Drew frowned. He might know he was going to get knocked around later by those big paws, but he was mustering up enough manhood to be defiant of this Amazon.
“The Ax was her’s. She brought it with her when she came back. She wanted to use it herself, but she got pulled back. So, I used it. The more of them we end the stronger we will be when it counts. An Ax is a good tool.”
“And you used it to kill Brenda Dickey, didn’t you?” It was a logical next question. I was giving Wanda her head. An image flashed in my mind. Bad choice of words: bad image. Better phrase would be to say giving Wanda her lead.
Drew looked down and tried to erase the smudges his hands had made on the polished table. He turned the palms up and seemed to be studying the handcuffs.
“Yes, I used the Ax. And yes, I killed with the Ax. But that wasn’t Brenda. I killed it for Brenda. She can get free. She can come back now.”
“Come back from where?” Wanda asked.
Drew didn’t look up at Wanda. He dropped his head even further. His neck all but disappeared in his shirt. He mumbled something. I didn’t quite hear it. Evidently, neither did Wanda.
“What did you say?”
“The other side. The other side of the barrier, the door, the big door. It’s not easy. But she’ll cross back now. Now she can.”
This is going nowhere logical, I thought. But, legally, I did have an admission in the bank. Evidence. I could convict on that alone if I could undermine the mental defense. I was anxious to clean up the rest of the case.
“How about the other one? Kill him too, like you did Brenda?”
He paused. Something was different.
“I did. This all had to stop. It never would as long as he existed.”
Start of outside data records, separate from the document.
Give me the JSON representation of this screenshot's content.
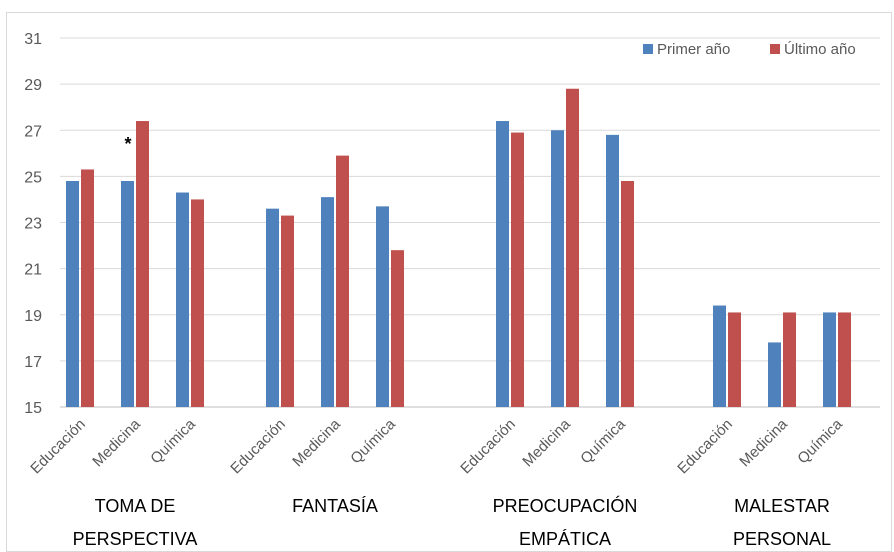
{
  "chart_data": {
    "type": "bar",
    "title": "",
    "xlabel": "",
    "ylabel": "",
    "ylim": [
      15,
      31
    ],
    "yticks": [
      15,
      17,
      19,
      21,
      23,
      25,
      27,
      29,
      31
    ],
    "grid": true,
    "legend_position": "top-right",
    "groups": [
      {
        "label_lines": [
          "TOMA DE",
          "PERSPECTIVA"
        ],
        "categories": [
          "Educación",
          "Medicina",
          "Química"
        ]
      },
      {
        "label_lines": [
          "FANTASÍA"
        ],
        "categories": [
          "Educación",
          "Medicina",
          "Química"
        ]
      },
      {
        "label_lines": [
          "PREOCUPACIÓN",
          "EMPÁTICA"
        ],
        "categories": [
          "Educación",
          "Medicina",
          "Química"
        ]
      },
      {
        "label_lines": [
          "MALESTAR",
          "PERSONAL"
        ],
        "categories": [
          "Educación",
          "Medicina",
          "Química"
        ]
      }
    ],
    "series": [
      {
        "name": "Primer año",
        "color": "#4f81bd",
        "values": [
          24.8,
          24.8,
          24.3,
          23.6,
          24.1,
          23.7,
          27.4,
          27.0,
          26.8,
          19.4,
          17.8,
          19.1
        ]
      },
      {
        "name": "Último año",
        "color": "#c0504d",
        "values": [
          25.3,
          27.4,
          24.0,
          23.3,
          25.9,
          21.8,
          26.9,
          28.8,
          24.8,
          19.1,
          19.1,
          19.1
        ]
      }
    ],
    "annotations": [
      {
        "text": "*",
        "group": 0,
        "category": 1
      }
    ]
  }
}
“And the nail gun? Why a nail gun?”
“It was in the back. I found it after I followed them there. In the maintenance room: in the back. I still don’t know why that particular Brenda went there. But I do know he was following her. Maybe she knew he was. And I was following him.”
“And you did them both?”
“I got them both. It had to end.”
“And this ended it?”
“I thought it did. I was wrong. I didn’t know.”
“You didn’t know?”
“I didn’t know about the others. The others like him. They are still there. You need to find them. The children mustn’t be released. Or this will never end.”